Jurema Werneck (Foto: Acervo Geledés Instituto da Mulher Negra/ Alma Preta)

Jurema Werneck é médica (UFF), tem mestrado em Engenharia de Produção (UFRJ), doutorado em Comunicação e Cultura (UFRJ) e uma longa trajetória de luta no movimento de mulheres negras e pelos direitos humanos. A entrevistada do mês de março do Observatório de Análise Política em Saúde (OAPS) fala sobre o ativismo das mulheres negras – “[…] existe um silenciamento sobre a maior quantidade deste ativismo que ainda não se olha, porque afinal não é classe média, não fala a língua daqueles que querem ouvir” – e a falta de políticas públicas para enfrentamento do racismo no Brasil. Diretora executiva da Anistia Internacional Brasil, Werneck destaca também a importância de manter pressão para que sejam dadas respostas sobre a morte de Marielle Franco. Na entrevista, a pesquisadora em saúde da população negra critica ainda o apagamento do papel dessa população nas narrativas sobre a luta pelo direito à saúde no Brasil: “O apagamento da história negra, da história dos marginalizados é uma forma de descrever o racismo no Brasil. Enquanto há racismo se apaga a mobilização negra para construir uma das melhores políticas de justiça e equidade que foram construídas no ocidente. Até porque essa camada da população foi tão influente, que até hoje tenta se tirar da mão dela o ganho. O SUS nunca chegou de verdade para essa população. Mas assim, movimento social é luta. A gente que não tem que abrir mão. Que grupos em privilégios se apropriem da nossa história é a história da humanidade. Mas nossa obrigação é contar a história como ela aconteceu. E provando para nós que nós estivemos lá”. Boa leitura!

Por  Inês Costal e Patrícia Conceição. do Análise Política em Saúde

Observatório de Análise Política em Saúde (OAPS): A Anistia Internacional tem cobrado respostas sobre a morte de Marielle Franco, a exemplo do documento publicado no mês de fevereiro que lista perguntas que instituições públicas e autoridades devem responder sobre o assassinato da vereadora. O que significa quase um ano sem que os responsáveis pela morte sejam levados à justiça?

 

Jurema Werneck: É preciso lembrar que acima de tudo Marielle Franco era uma defensora de direitos humanos.

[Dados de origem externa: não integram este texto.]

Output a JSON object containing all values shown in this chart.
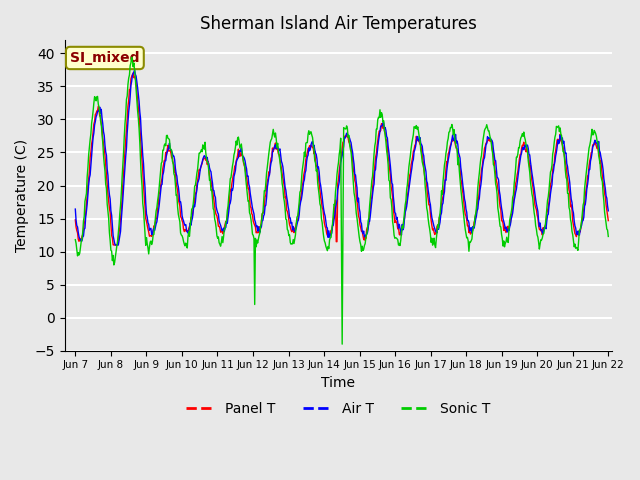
{
  "title": "Sherman Island Air Temperatures",
  "xlabel": "Time",
  "ylabel": "Temperature (C)",
  "ylim": [
    -5,
    42
  ],
  "yticks": [
    -5,
    0,
    5,
    10,
    15,
    20,
    25,
    30,
    35,
    40
  ],
  "background_color": "#e8e8e8",
  "plot_bg_color": "#e8e8e8",
  "grid_color": "white",
  "annotation_text": "SI_mixed",
  "annotation_color": "#8b0000",
  "annotation_bg": "#ffffcc",
  "line_colors": {
    "panel": "#ff0000",
    "air": "#0000ff",
    "sonic": "#00cc00"
  },
  "legend_labels": [
    "Panel T",
    "Air T",
    "Sonic T"
  ],
  "x_tick_labels": [
    "Jun 7",
    "Jun 8",
    "Jun 9",
    "Jun 10",
    "Jun 11",
    "Jun 12",
    "Jun 13",
    "Jun 14",
    "Jun 15",
    "Jun 16",
    "Jun 17",
    "Jun 18",
    "Jun 19",
    "Jun 20",
    "Jun 21",
    "Jun 22"
  ],
  "n_days": 15,
  "figsize": [
    6.4,
    4.8
  ],
  "dpi": 100
}
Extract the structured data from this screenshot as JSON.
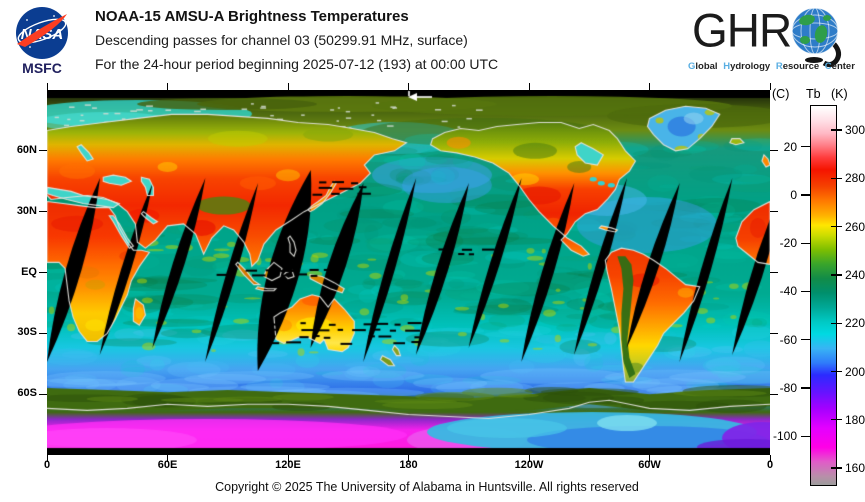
{
  "header": {
    "nasa": {
      "agency": "NASA",
      "msfc": "MSFC"
    },
    "title": "NOAA-15 AMSU-A Brightness Temperatures",
    "subtitle_channel": "Descending passes for channel 03 (50299.91 MHz, surface)",
    "subtitle_period": "For the 24-hour period beginning 2025-07-12 (193) at 00:00 UTC",
    "ghrc": {
      "letters": "GHR",
      "tagline_words": [
        {
          "initial": "G",
          "rest": "lobal"
        },
        {
          "initial": "H",
          "rest": "ydrology"
        },
        {
          "initial": "R",
          "rest": "esource"
        },
        {
          "initial": "C",
          "rest": "enter"
        }
      ]
    }
  },
  "map": {
    "lat_ticks": [
      {
        "label": "60N",
        "deg": 60
      },
      {
        "label": "30N",
        "deg": 30
      },
      {
        "label": "EQ",
        "deg": 0
      },
      {
        "label": "30S",
        "deg": -30
      },
      {
        "label": "60S",
        "deg": -60
      }
    ],
    "lon_ticks": [
      {
        "label": "0",
        "deg": 0
      },
      {
        "label": "60E",
        "deg": 60
      },
      {
        "label": "120E",
        "deg": 120
      },
      {
        "label": "180",
        "deg": 180
      },
      {
        "label": "120W",
        "deg": 240
      },
      {
        "label": "60W",
        "deg": 300
      },
      {
        "label": "0",
        "deg": 360
      }
    ],
    "swaths": {
      "count": 14,
      "halfwidths": [
        8,
        5,
        6,
        5,
        16,
        9,
        5,
        6,
        5,
        6,
        5,
        6,
        5,
        6
      ],
      "color": "#000000",
      "description": "black gaps between descending passes"
    },
    "arrow": {
      "direction": "west",
      "color": "#ffffff"
    }
  },
  "colorbar": {
    "header": {
      "c": "(C)",
      "tb": "Tb",
      "k": "(K)"
    },
    "kelvin_ticks": [
      300,
      280,
      260,
      240,
      220,
      200,
      180,
      160
    ],
    "celsius_ticks": [
      20,
      0,
      -20,
      -40,
      -60,
      -80,
      -100
    ],
    "kelvin_range": [
      153.4,
      310.4
    ],
    "stops": [
      [
        310,
        "#ffffff"
      ],
      [
        304,
        "#ffdde4"
      ],
      [
        299,
        "#ffb8c4"
      ],
      [
        294,
        "#ff7d86"
      ],
      [
        289,
        "#ff3c3c"
      ],
      [
        284,
        "#f51400"
      ],
      [
        277,
        "#f54200"
      ],
      [
        271,
        "#ff7a00"
      ],
      [
        265,
        "#ffb200"
      ],
      [
        261,
        "#ffe600"
      ],
      [
        257,
        "#cfdd00"
      ],
      [
        251,
        "#7fbf00"
      ],
      [
        245,
        "#3aa52a"
      ],
      [
        239,
        "#128c48"
      ],
      [
        233,
        "#008f6c"
      ],
      [
        227,
        "#00a896"
      ],
      [
        221,
        "#00c9c4"
      ],
      [
        216,
        "#00d9e2"
      ],
      [
        210,
        "#38b4f4"
      ],
      [
        204,
        "#2f7cfa"
      ],
      [
        199,
        "#2b2bff"
      ],
      [
        192,
        "#6414ff"
      ],
      [
        185,
        "#a500ff"
      ],
      [
        177,
        "#e400ff"
      ],
      [
        169,
        "#ff00e6"
      ],
      [
        163,
        "#e05cc8"
      ],
      [
        157,
        "#b88fa9"
      ],
      [
        153.4,
        "#9c9c9c"
      ]
    ]
  },
  "footer": {
    "copyright": "Copyright © 2025 The University of Alabama in Huntsville.  All rights reserved"
  }
}
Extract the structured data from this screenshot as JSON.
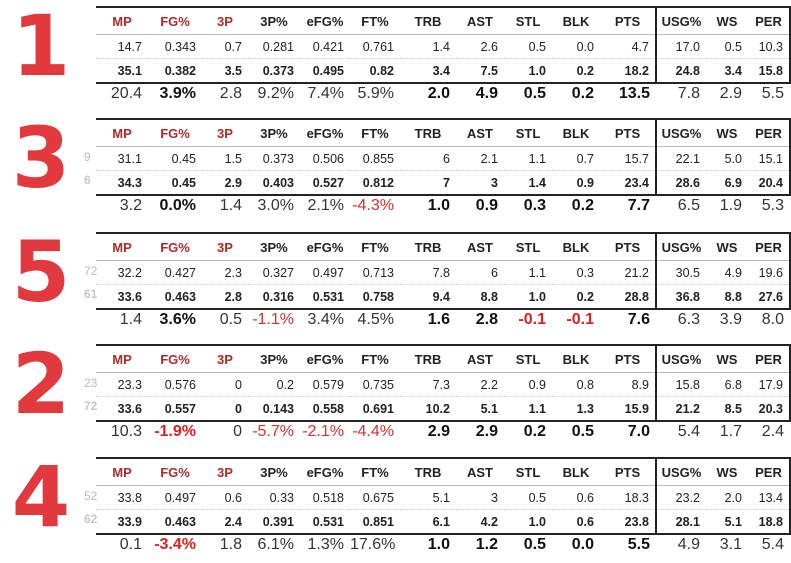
{
  "columns": [
    "MP",
    "FG%",
    "3P",
    "3P%",
    "eFG%",
    "FT%",
    "TRB",
    "AST",
    "STL",
    "BLK",
    "PTS",
    "USG%",
    "WS",
    "PER"
  ],
  "blocks": [
    {
      "rank": "1",
      "stub1": "",
      "stub2": "",
      "row1": [
        "14.7",
        "0.343",
        "0.7",
        "0.281",
        "0.421",
        "0.761",
        "1.4",
        "2.6",
        "0.5",
        "0.0",
        "4.7",
        "17.0",
        "0.5",
        "10.3"
      ],
      "row2": [
        "35.1",
        "0.382",
        "3.5",
        "0.373",
        "0.495",
        "0.82",
        "3.4",
        "7.5",
        "1.0",
        "0.2",
        "18.2",
        "24.8",
        "3.4",
        "15.8"
      ],
      "diff": [
        "20.4",
        "3.9%",
        "2.8",
        "9.2%",
        "7.4%",
        "5.9%",
        "2.0",
        "4.9",
        "0.5",
        "0.2",
        "13.5",
        "7.8",
        "2.9",
        "5.5"
      ]
    },
    {
      "rank": "3",
      "stub1": "9",
      "stub2": "6",
      "row1": [
        "31.1",
        "0.45",
        "1.5",
        "0.373",
        "0.506",
        "0.855",
        "6",
        "2.1",
        "1.1",
        "0.7",
        "15.7",
        "22.1",
        "5.0",
        "15.1"
      ],
      "row2": [
        "34.3",
        "0.45",
        "2.9",
        "0.403",
        "0.527",
        "0.812",
        "7",
        "3",
        "1.4",
        "0.9",
        "23.4",
        "28.6",
        "6.9",
        "20.4"
      ],
      "diff": [
        "3.2",
        "0.0%",
        "1.4",
        "3.0%",
        "2.1%",
        "-4.3%",
        "1.0",
        "0.9",
        "0.3",
        "0.2",
        "7.7",
        "6.5",
        "1.9",
        "5.3"
      ]
    },
    {
      "rank": "5",
      "stub1": "72",
      "stub2": "61",
      "row1": [
        "32.2",
        "0.427",
        "2.3",
        "0.327",
        "0.497",
        "0.713",
        "7.8",
        "6",
        "1.1",
        "0.3",
        "21.2",
        "30.5",
        "4.9",
        "19.6"
      ],
      "row2": [
        "33.6",
        "0.463",
        "2.8",
        "0.316",
        "0.531",
        "0.758",
        "9.4",
        "8.8",
        "1.0",
        "0.2",
        "28.8",
        "36.8",
        "8.8",
        "27.6"
      ],
      "diff": [
        "1.4",
        "3.6%",
        "0.5",
        "-1.1%",
        "3.4%",
        "4.5%",
        "1.6",
        "2.8",
        "-0.1",
        "-0.1",
        "7.6",
        "6.3",
        "3.9",
        "8.0"
      ]
    },
    {
      "rank": "2",
      "stub1": "23",
      "stub2": "72",
      "row1": [
        "23.3",
        "0.576",
        "0",
        "0.2",
        "0.579",
        "0.735",
        "7.3",
        "2.2",
        "0.9",
        "0.8",
        "8.9",
        "15.8",
        "6.8",
        "17.9"
      ],
      "row2": [
        "33.6",
        "0.557",
        "0",
        "0.143",
        "0.558",
        "0.691",
        "10.2",
        "5.1",
        "1.1",
        "1.3",
        "15.9",
        "21.2",
        "8.5",
        "20.3"
      ],
      "diff": [
        "10.3",
        "-1.9%",
        "0",
        "-5.7%",
        "-2.1%",
        "-4.4%",
        "2.9",
        "2.9",
        "0.2",
        "0.5",
        "7.0",
        "5.4",
        "1.7",
        "2.4"
      ]
    },
    {
      "rank": "4",
      "stub1": "52",
      "stub2": "62",
      "row1": [
        "33.8",
        "0.497",
        "0.6",
        "0.33",
        "0.518",
        "0.675",
        "5.1",
        "3",
        "0.5",
        "0.6",
        "18.3",
        "23.2",
        "2.0",
        "13.4"
      ],
      "row2": [
        "33.9",
        "0.463",
        "2.4",
        "0.391",
        "0.531",
        "0.851",
        "6.1",
        "4.2",
        "1.0",
        "0.6",
        "23.8",
        "28.1",
        "5.1",
        "18.8"
      ],
      "diff": [
        "0.1",
        "-3.4%",
        "1.8",
        "6.1%",
        "1.3%",
        "17.6%",
        "1.0",
        "1.2",
        "0.5",
        "0.0",
        "5.5",
        "4.9",
        "3.1",
        "5.4"
      ]
    }
  ]
}
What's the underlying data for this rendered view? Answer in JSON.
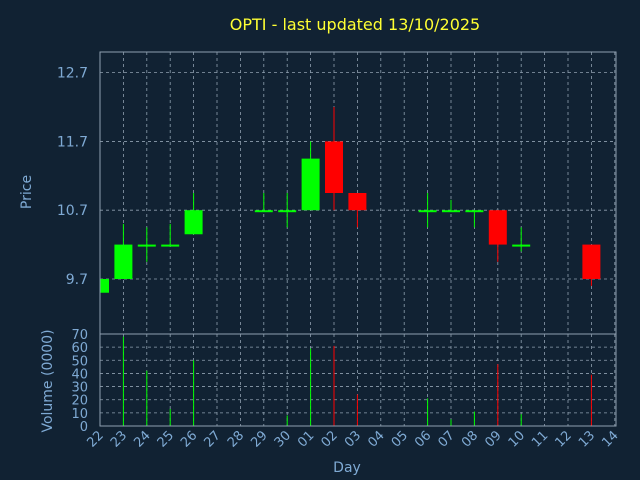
{
  "title": "OPTI - last updated 13/10/2025",
  "colors": {
    "background": "#112233",
    "grid": "#8fa0b0",
    "axis_text": "#7faad4",
    "title": "#ffff33",
    "up": "#00ff00",
    "down": "#ff0000"
  },
  "chart_data": {
    "type": "candlestick",
    "xlabel": "Day",
    "ylabel": "Price",
    "volume_label": "Volume (0000)",
    "grid": true,
    "ylim": [
      8.9,
      13.0
    ],
    "price_ticks": [
      "12.7",
      "11.7",
      "10.7",
      "9.7"
    ],
    "volume_ylim": [
      0,
      70
    ],
    "volume_ticks": [
      "0",
      "10",
      "20",
      "30",
      "40",
      "50",
      "60",
      "70"
    ],
    "days": [
      "22",
      "23",
      "24",
      "25",
      "26",
      "27",
      "28",
      "29",
      "30",
      "01",
      "02",
      "03",
      "04",
      "05",
      "06",
      "07",
      "08",
      "09",
      "10",
      "11",
      "12",
      "13",
      "14"
    ],
    "candles": [
      {
        "day": "22",
        "open": 9.5,
        "close": 9.7,
        "high": 9.7,
        "low": 9.5
      },
      {
        "day": "23",
        "open": 9.7,
        "close": 10.2,
        "high": 10.5,
        "low": 9.7
      },
      {
        "day": "24",
        "open": 10.2,
        "close": 10.2,
        "high": 10.45,
        "low": 9.95
      },
      {
        "day": "25",
        "open": 10.2,
        "close": 10.2,
        "high": 10.5,
        "low": 10.2
      },
      {
        "day": "26",
        "open": 10.35,
        "close": 10.7,
        "high": 10.95,
        "low": 10.35
      },
      {
        "day": "29",
        "open": 10.7,
        "close": 10.7,
        "high": 10.95,
        "low": 10.7
      },
      {
        "day": "30",
        "open": 10.7,
        "close": 10.7,
        "high": 10.95,
        "low": 10.45
      },
      {
        "day": "01",
        "open": 10.7,
        "close": 11.45,
        "high": 11.7,
        "low": 10.7
      },
      {
        "day": "02",
        "open": 11.7,
        "close": 10.95,
        "high": 12.2,
        "low": 10.7
      },
      {
        "day": "03",
        "open": 10.95,
        "close": 10.7,
        "high": 10.95,
        "low": 10.45
      },
      {
        "day": "06",
        "open": 10.7,
        "close": 10.7,
        "high": 10.95,
        "low": 10.45
      },
      {
        "day": "07",
        "open": 10.7,
        "close": 10.7,
        "high": 10.85,
        "low": 10.7
      },
      {
        "day": "08",
        "open": 10.7,
        "close": 10.7,
        "high": 10.7,
        "low": 10.45
      },
      {
        "day": "09",
        "open": 10.7,
        "close": 10.2,
        "high": 10.7,
        "low": 9.95
      },
      {
        "day": "10",
        "open": 10.2,
        "close": 10.2,
        "high": 10.45,
        "low": 10.1
      },
      {
        "day": "13",
        "open": 10.2,
        "close": 9.7,
        "high": 10.2,
        "low": 9.6
      }
    ],
    "volume": [
      {
        "day": "23",
        "value": 68,
        "dir": "up"
      },
      {
        "day": "24",
        "value": 42,
        "dir": "up"
      },
      {
        "day": "25",
        "value": 13,
        "dir": "up"
      },
      {
        "day": "26",
        "value": 50,
        "dir": "up"
      },
      {
        "day": "30",
        "value": 8,
        "dir": "up"
      },
      {
        "day": "01",
        "value": 59,
        "dir": "up"
      },
      {
        "day": "02",
        "value": 61,
        "dir": "down"
      },
      {
        "day": "03",
        "value": 24,
        "dir": "down"
      },
      {
        "day": "06",
        "value": 21,
        "dir": "up"
      },
      {
        "day": "07",
        "value": 5,
        "dir": "up"
      },
      {
        "day": "08",
        "value": 11,
        "dir": "up"
      },
      {
        "day": "09",
        "value": 47,
        "dir": "down"
      },
      {
        "day": "10",
        "value": 9,
        "dir": "up"
      },
      {
        "day": "13",
        "value": 39,
        "dir": "down"
      }
    ]
  }
}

As ameaças, ataques e homicídios de defensores de direitos humanos são temas sobre os quais a Anistia Internacional atua historicamente no Brasil e no mundo. A Anistia é uma organização imparcial e independente e, justamente por isso, não iria deixar de atuar sobre um caso relevante como o assassinato da defensora de direitos humanos Marielle Franco apenas porque ela também tinha uma atuação na política partidária. Após mais de um ano as autoridades apresentaram os supostos executores, mas a família de Marielle, a sociedade civil, e a Anistia Internacional como parte dela, continuarão cobrando das autoridades responsáveis respostas sobre as perguntas que estão em aberto, além é claro das duas principais: quem mandou matar Marielle Franco e Anderson Gomes e o porquê?

 

OAPS: Você já declarou que Marielle era uma ativista de destaque, uma pessoa “solar”, resultado da mobilização de várias pessoas, do morro. Como foi saber do assassinato e como tem sido acompanhar as investigações?

 

Jurema Werneck: Foi muito doloroso saber do assassinato da Marielle Franco e do Anderson Gomes, naquela noite de 14 de março de 2018. Por tudo que representa em termos e mesmo após um ano, com toda visibilidade e repercussão, no Brasil e no mundo, ainda não sabemos quem mandou cometer este crime. Foi um assassinato de alto perfil e nesses casos podem haver diversos tipos de interferências externas. Esse risco existe e é por isso que é muito importante toda a pressão da sociedade e dos movimentos da sociedade civil organizada como um todo sobre o Estado para que haja uma condução correta e adequada para que se saiba a verdade sobre o que aconteceu. A Anistia Internacional tem cumprido neste momento o papel que lhe cabe, que é seguir mobilizada, em primeiro lugar, cobrando uma investigação imparcial, que chegue à solução correta do caso e que identifique os verdadeiros responsáveis pelo assassinato; e, em segundo lugar, mostrando a necessidade da criação de um mecanismo independente e imparcial de monitoramento das investigações.

 

OAPS: Diversas pesquisas e especialistas indicam a falta de compreensão e a depreciação do trabalho pelos Direitos Humanos no Brasil. Nessa perspectiva, qual o impacto da eleição de um presidente de extrema direita, que fez diversas declarações em apoio à ditadura, à prática de tortura e ao fechamento do Congresso Nacional (além de homenagear o coronel Carlos Alberto Brilhante Ustra) e que considera demandas políticas de grupos como LGBTTs, mulheres e negros como “coitadismos”?

 

Jurema Werneck: A agenda do presidente durante sua campanha foi abertamente anti-direitos humanos e o que vimos é que frequentemente foram feitas declarações discriminatórias sobre diferentes grupos da sociedade.

 

Por todo histórico de suas declarações e ações, nos primeiros meses de governo isso representa sim uma ameaça à boa parte da população brasileira: povos indígenas, quilombolas, comunidades rurais, pessoas LGBTQI, jovens negros, mulheres, ativistas e organizações da sociedade civil. Estamos atentos aos passos das autoridades em nível federal e seguiremos mobilizados tanto no Brasil quanto em todo mundo para que nenhum retrocesso em direitos humanos seja permitido.

 

OAPS: Você destaca a importância da escuta das vozes das mulheres negras para transformar a sociedade e o Estado. Como avalia o caminhar do ativismo das mulheres negras hoje: esse ativismo é mais forte e tem encontrado mais espaços de repercussão? Quais as principais pautas de luta em meio a tantas desigualdades no que diz respeito à violência, acesso a serviços de saúde e representatividade política, por exemplo?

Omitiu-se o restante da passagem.